Por P. Fernando Pascual
El pecado deja huellas: en la vida personal, en los familiares y amigos, en la sociedad, en la Iglesia, en todo el mundo.
Esas huellas pueden ser más o menos profundas: heridas, rencores, vicios, daños duraderos.
También la gracia deja huellas, mucho más poderosas y decisivas que las huellas que pueda dejar el pecado.
Porque la gracia, como acción de Dios, Padre, Hijo y Espíritu Santo, cambia los corazones, limpia los pecados, rescata a los hijos, promueve el amor.
San Pablo lo dijo de un modo único en su Carta a los romanos: “En efecto, si por el delito de uno solo reinó la muerte por un solo hombre ¡con cuánta más razón los que reciben en abundancia la gracia y el don de la justicia, reinarán en la vida por un solo, por Jesucristo! (…) pero donde abundó el pecado, sobreabundó la gracia” (cf. Rm 5,17-21).

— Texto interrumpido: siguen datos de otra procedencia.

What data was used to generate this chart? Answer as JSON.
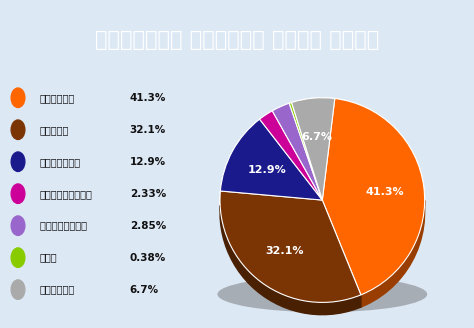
{
  "title": "పార్టీల వారీగా ఓట్ల శాతం",
  "title_bg_color": "#3355aa",
  "title_text_color": "#ffffff",
  "background_color": "#dde8f5",
  "parties": [
    {
      "name": "జీజేపీ",
      "value": 41.3,
      "color": "#ff6600"
    },
    {
      "name": "ఎస్పీ",
      "value": 32.1,
      "color": "#7b3505"
    },
    {
      "name": "బీఎస్పీ",
      "value": 12.9,
      "color": "#1a1a8c"
    },
    {
      "name": "కాంగ్రెస్",
      "value": 2.33,
      "color": "#cc0099"
    },
    {
      "name": "ఆర్‌ఎల్‌డీ",
      "value": 2.85,
      "color": "#9966cc"
    },
    {
      "name": "ఆప్",
      "value": 0.38,
      "color": "#88cc00"
    },
    {
      "name": "ఇతరులు",
      "value": 6.7,
      "color": "#aaaaaa"
    }
  ],
  "pie_labels": [
    "41.3%",
    "32.1%",
    "12.9%",
    "",
    "",
    "",
    "6.7%"
  ],
  "legend_values": [
    "41.3%",
    "32.1%",
    "12.9%",
    "2.33%",
    "2.85%",
    "0.38%",
    "6.7%"
  ],
  "startangle": 83
}
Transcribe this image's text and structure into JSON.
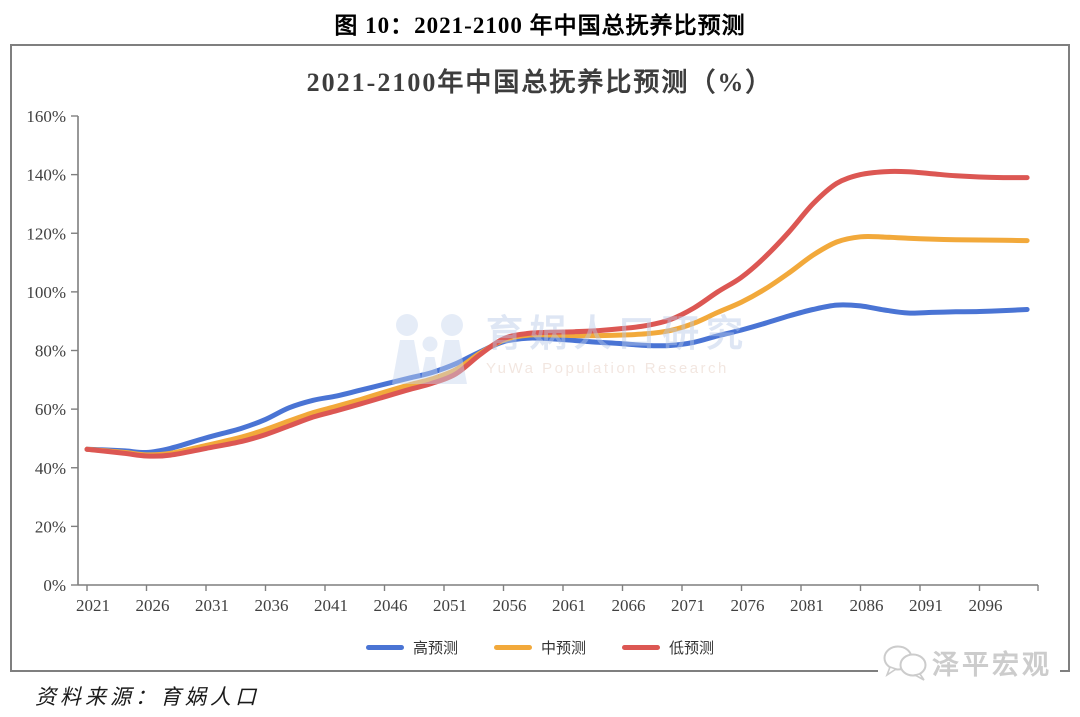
{
  "page": {
    "figure_title": "图 10：2021-2100 年中国总抚养比预测",
    "source_note": "资料来源：育娲人口",
    "brand_text": "泽平宏观"
  },
  "watermark": {
    "cn": "育娲人口研究",
    "en": "YuWa Population Research"
  },
  "chart_data": {
    "type": "line",
    "title": "2021-2100年中国总抚养比预测（%）",
    "xlabel": "",
    "ylabel": "",
    "ylim": [
      0,
      160
    ],
    "y_tick_step": 20,
    "y_ticks": [
      "0%",
      "20%",
      "40%",
      "60%",
      "80%",
      "100%",
      "120%",
      "140%",
      "160%"
    ],
    "x_range": [
      2021,
      2100
    ],
    "x_tick_labels": [
      "2021",
      "2026",
      "2031",
      "2036",
      "2041",
      "2046",
      "2051",
      "2056",
      "2061",
      "2066",
      "2071",
      "2076",
      "2081",
      "2086",
      "2091",
      "2096"
    ],
    "grid": false,
    "legend_position": "bottom",
    "axis_color": "#7f7f7f",
    "tick_label_color": "#404040",
    "x": [
      2021,
      2024,
      2026,
      2028,
      2031,
      2034,
      2036,
      2038,
      2040,
      2042,
      2044,
      2046,
      2048,
      2050,
      2052,
      2054,
      2056,
      2058,
      2060,
      2062,
      2064,
      2066,
      2068,
      2070,
      2072,
      2074,
      2076,
      2078,
      2080,
      2082,
      2084,
      2086,
      2088,
      2090,
      2092,
      2094,
      2096,
      2098,
      2100
    ],
    "series": [
      {
        "name": "高预测",
        "key": "high",
        "color": "#4a74d4",
        "values": [
          46.3,
          45.8,
          45.2,
          46.6,
          50.2,
          53.5,
          56.5,
          60.5,
          63.0,
          64.5,
          66.5,
          68.5,
          70.5,
          72.5,
          75.5,
          79.5,
          83.0,
          84.2,
          84.0,
          83.4,
          82.8,
          82.3,
          81.7,
          81.7,
          82.8,
          85.0,
          87.0,
          89.3,
          91.8,
          94.0,
          95.5,
          95.2,
          93.8,
          92.8,
          93.0,
          93.2,
          93.3,
          93.6,
          94.0
        ]
      },
      {
        "name": "中预测",
        "key": "mid",
        "color": "#f2a93b",
        "values": [
          46.3,
          45.3,
          44.4,
          44.9,
          47.6,
          50.5,
          53.0,
          56.0,
          58.8,
          61.0,
          63.3,
          65.8,
          68.2,
          70.3,
          73.5,
          79.0,
          83.5,
          85.2,
          85.3,
          85.1,
          85.1,
          85.3,
          85.7,
          86.8,
          89.3,
          93.0,
          96.5,
          101.0,
          106.5,
          112.5,
          117.0,
          118.8,
          118.7,
          118.3,
          118.0,
          117.8,
          117.7,
          117.6,
          117.5
        ]
      },
      {
        "name": "低预测",
        "key": "low",
        "color": "#dc5753",
        "values": [
          46.3,
          45.0,
          44.0,
          44.3,
          46.6,
          49.0,
          51.3,
          54.3,
          57.3,
          59.5,
          61.8,
          64.2,
          66.6,
          68.8,
          72.0,
          78.5,
          84.0,
          85.8,
          86.2,
          86.4,
          86.8,
          87.5,
          88.5,
          90.5,
          94.5,
          100.0,
          105.0,
          112.0,
          120.5,
          130.0,
          137.0,
          140.0,
          141.0,
          141.0,
          140.3,
          139.6,
          139.2,
          139.0,
          139.0
        ]
      }
    ]
  }
}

La esperanza cristiana tiene sus raíces en esta verdad: Dios ha vencido, Dios es omnipotente, Dios es Amor, Dios actúa siempre en la historia humana.

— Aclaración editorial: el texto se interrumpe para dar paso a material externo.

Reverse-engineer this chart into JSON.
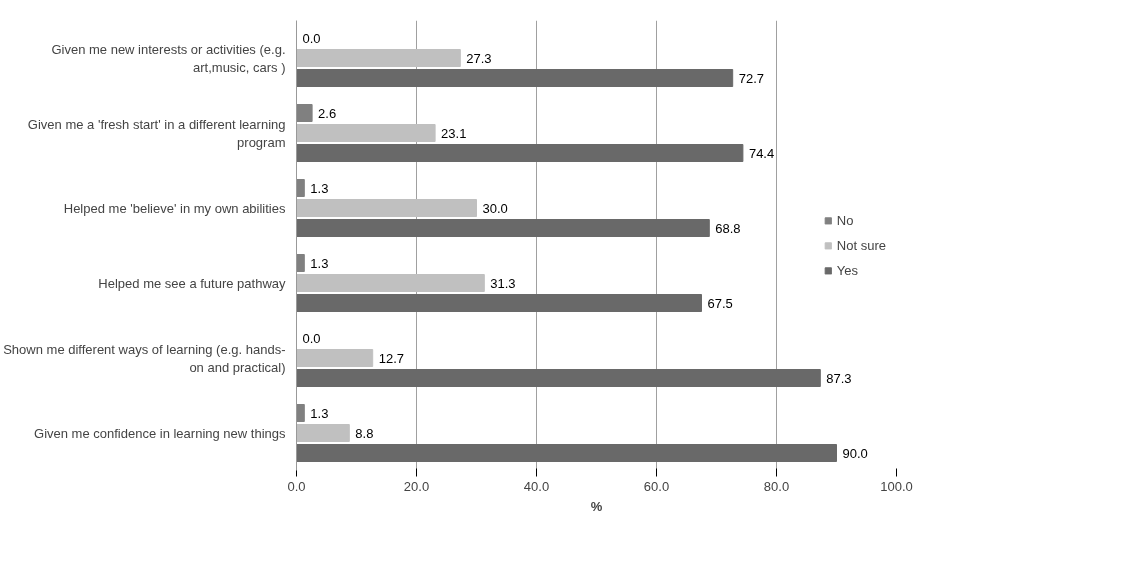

Por eso, frente a tantos escándalos, heridas, sufrimientos, pecados, los católicos tenemos una certeza: la Pascua representa la victoria definitiva sobre el pecado y la muerte.
No hay, entonces, motivos para el desaliento. Quien acoge a Cristo, quien lo proclama como su Salvador, quien se deja curar por la misericordia, vence el mal y permite que el mundo reciba un baño de esperanza.
Nunca seremos capaces de apreciar y agradecer lo suficiente las maravillosas consecuencias de la gracia. Lo que sí podemos hacer es abrirnos confiadamente a Dios para dejarle curar nuestras heridas, y para que nos guíe, desde su ternura de Padre, por los caminos del amor.